Model pembacaan lain yang harus ditinggalkan penafsir adalah pembacaan tendensius (al-qira’ah al-mugridah), yaitu pembacaan teks yang dilakukan sesuai dengan ideologi yang dianut oleh penafsir. Pembacaan tendensius merupakan pembacaan yang dilakukan atas dasar kepentingan, sehingga hasil yang dicapai akan selalu bersifat obyektif.

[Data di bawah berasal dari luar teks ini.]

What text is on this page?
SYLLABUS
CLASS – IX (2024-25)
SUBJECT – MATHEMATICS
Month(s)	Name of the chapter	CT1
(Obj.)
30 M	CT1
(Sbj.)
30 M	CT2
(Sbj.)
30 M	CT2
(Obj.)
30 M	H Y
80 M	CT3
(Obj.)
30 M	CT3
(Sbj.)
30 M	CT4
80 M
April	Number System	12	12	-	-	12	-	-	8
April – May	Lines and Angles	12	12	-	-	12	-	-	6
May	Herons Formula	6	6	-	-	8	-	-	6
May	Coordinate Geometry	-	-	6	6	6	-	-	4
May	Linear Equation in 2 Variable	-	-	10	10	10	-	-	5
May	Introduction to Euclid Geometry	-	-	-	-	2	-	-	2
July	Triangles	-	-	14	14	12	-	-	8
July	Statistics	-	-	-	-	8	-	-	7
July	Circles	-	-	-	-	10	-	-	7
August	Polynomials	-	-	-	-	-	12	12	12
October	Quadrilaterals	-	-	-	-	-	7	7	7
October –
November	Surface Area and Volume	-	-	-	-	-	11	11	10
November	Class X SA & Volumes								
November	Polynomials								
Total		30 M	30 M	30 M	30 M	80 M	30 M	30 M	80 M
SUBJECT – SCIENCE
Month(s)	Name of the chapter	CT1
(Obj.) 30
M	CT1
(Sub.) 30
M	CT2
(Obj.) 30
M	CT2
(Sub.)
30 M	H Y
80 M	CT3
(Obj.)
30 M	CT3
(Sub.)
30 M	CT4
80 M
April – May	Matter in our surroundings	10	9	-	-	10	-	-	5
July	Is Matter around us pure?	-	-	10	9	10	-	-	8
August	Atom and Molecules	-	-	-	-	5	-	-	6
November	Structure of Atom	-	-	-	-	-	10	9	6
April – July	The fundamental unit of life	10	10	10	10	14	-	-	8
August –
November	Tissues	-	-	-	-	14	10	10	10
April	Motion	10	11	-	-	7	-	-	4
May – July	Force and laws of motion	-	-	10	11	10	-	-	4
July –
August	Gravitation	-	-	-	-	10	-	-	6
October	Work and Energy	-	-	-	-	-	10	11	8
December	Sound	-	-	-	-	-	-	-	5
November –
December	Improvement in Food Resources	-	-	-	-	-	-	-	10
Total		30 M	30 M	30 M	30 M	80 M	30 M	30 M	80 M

Keempat, Nashr menganalisis tingkatan-tingkatan konteks (as-siyaq) yang menurutnya sangat penting dalam studi al-Qur’an dan linguistik. Dalam studi teks, pembahasan as-siyaq sangatlah beragam. Nashr berusaha memberikan fokus dan batasan-batasan dengan mengarahkan telaah terhadap teks-teks yang bersifat kebudayaan atau teks-teks dalam pengertian semiotik. Batasan-batasan tersebut meliputi; konteks sosio-kultural (as-siyaq al-saqafi al-ijtima’i), konteks eksternal (as-siyaq al-khariji atau at-takhatub), konteks internal (as-siyaq ad-dakhili), konteks bahasa (as-siyaq al-lughawi), dan konteks pembacaan atau pentakwilan (as-siyaq al-qira’ah atau as-siyaq at-ta’wil).
Pembacaan yang dilakukan oleh Nashr Hamid adalah model pembacaan yang disebut al-qira’ah al-muntijah (pembacaan produktif). Walaupun beliau memisah makna dalam teks menjadi dua, yaitu dalalah dan magza. Namun, pada dasarnya dalalah dan magza merupakan dua bentuk yang digunakan untuk satu pekerjaan. Magza tidak dapat dipisahkan dari sentuhan dalalah, sebab dalalah yang dapat mengantarkan magza sampai pada makna paling jauh. Sementara itu, untuk mengungkapkan makna dalalah harus melalui media at-tafsirah (tanda).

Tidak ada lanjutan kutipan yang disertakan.